Siz avukat olarak, "Ben taleple bağlıyım" diyemezsiniz. Eğer amacınız gerçekten müvekkilinizin menfaatlerini korumaksa, buna, hemen dava açarak değil, ileride olası bir dava kaybı durumunda uğranabilecek kayıpları da masaya yatırarak müvekkilin menfaatlerini koruyarak da başlayabilirsiniz. 

İnsanların gözünde iyi bir avukat imajınızın olup olmadığını merak ediyorsanız, eski müvekkillerinizden kaçının size ikinci kez iş getirdiğine veya yakın çevrelerinden birine sizi referans verdiğine bakın. Eğer gidenler geri gelmiyorsa veya sizi referans vermiyorsa, o zaman kendinizi oturup sorgulayın... 

Avukat olarak göreviniz sıkıntı çözmek. Ancak nasıl ki her hastalığın çaresi yoksa, her hukuki problemin de çözümü yoktur. Müvekkil adayının sıkıntısının, eldeki mevcut delillerle çözülemeyeceği, davanın aleyhe sonuçlanacağı kanaatindeyseniz, vekalet ücreti almak adına sakın ola işi almaya kalkmayın. Mesleğe yakışır biçimde hukuki mütalaanızı yapın. Aleyhe sonuçlanması durumunda, bunun müvekkil adayına nelere malolacağı konusunda kendisini bilgilendirin.

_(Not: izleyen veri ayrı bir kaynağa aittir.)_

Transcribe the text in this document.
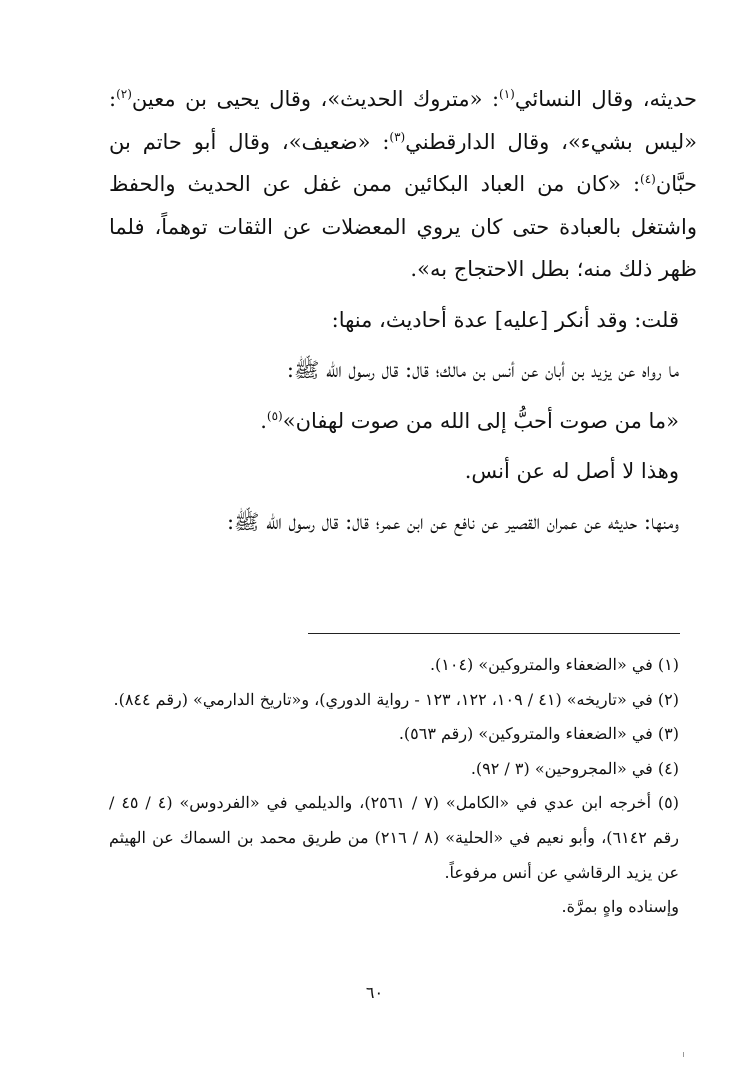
حديثه، وقال النسائي$^{(١)}$: «متروك الحديث»، وقال يحيى بن معين$^{(٢)}$: «ليس بشيء»، وقال الدارقطني$^{(٣)}$: «ضعيف»، وقال أبو حاتم بن حبَّان$^{(٤)}$: «كان من العباد البكائين ممن غفل عن الحديث والحفظ واشتغل بالعبادة حتى كان يروي المعضلات عن الثقات توهماً، فلما ظهر ذلك منه؛ بطل الاحتجاج به».

قلت: وقد أنكر [عليه] عدة أحاديث، منها:

ما رواه عن يزيد بن أبان عن أنس بن مالك؛ قال: قال رسول الله ﷺ:

«ما من صوت أحبُّ إلى الله من صوت لهفان»$^{(٥)}$.

وهذا لا أصل له عن أنس.

ومنها: حديثه عن عمران القصير عن نافع عن ابن عمر؛ قال: قال رسول الله ﷺ:

(١) في «الضعفاء والمتروكين» (١٠٤).

(٢) في «تاريخه» (٤١ / ١٠٩، ١٢٢، ١٢٣ - رواية الدوري)، و«تاريخ الدارمي» (رقم ٨٤٤).

(٣) في «الضعفاء والمتروكين» (رقم ٥٦٣).

(٤) في «المجروحين» (٣ / ٩٢).

(٥) أخرجه ابن عدي في «الكامل» (٧ / ٢٥٦١)، والديلمي في «الفردوس» (٤ / ٤٥ / رقم ٦١٤٢)، وأبو نعيم في «الحلية» (٨ / ٢١٦) من طريق محمد بن السماك عن الهيثم عن يزيد الرقاشي عن أنس مرفوعاً.

وإسناده واهٍ بمرَّة.

٦٠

Sizin umut görmeyip almadığınız işi, "hallederiz" diyerek alacak avukatlar da olacaktır. Müvekkil adayını bu durum hakkında uyarın. Sizin davayı kaybetme nedeni olarak tespit ettiğiniz noktaları müvekkil adayına özellikle vurgulayın ki, sizden sonra danışacağı avukata bu hususlarda nasıl çözüm üreteceği konusunda sorular sorması, tatmin edici cevap alamaması halinde "hallederiz" lafına itibar etmemesi yönünde telkinde bulunun.

İnsan psikolojisinden anlamak, sadece müvekkiliniz için değil, mahkeme kalemlerinde, icra müdürlüklerinde ve sair iş yapacağınız resmi kurumlarda oldukça işinize yarayacaktır. Binlerce dava - icra dosyası altında resmi prosedürden bunalmış adliye personeline göstereceğiniz güler yüz, kuracağınız sıcak ilişkiler, işinizin olası süresini tahmininizden daha da kısaltacaktır.

Adliye personeli üzerinde avukat etiketinizi kullanıp otorite kurmaya kalkışmayın. Onlar her gün sizin gibi yüzlercesiyle karşılaşıyorlar. Bu noktada yapmanız gereken öncelikle, tebessüm etmek, karşınızdakini insan yerine koyup selam vermek olmalıdır.

Adliye ve diğer resmi kurumlarda işlerinizi nasıl daha hızlı halledebileceğiniz konusuna ayrı bir makale ile değineceğiz.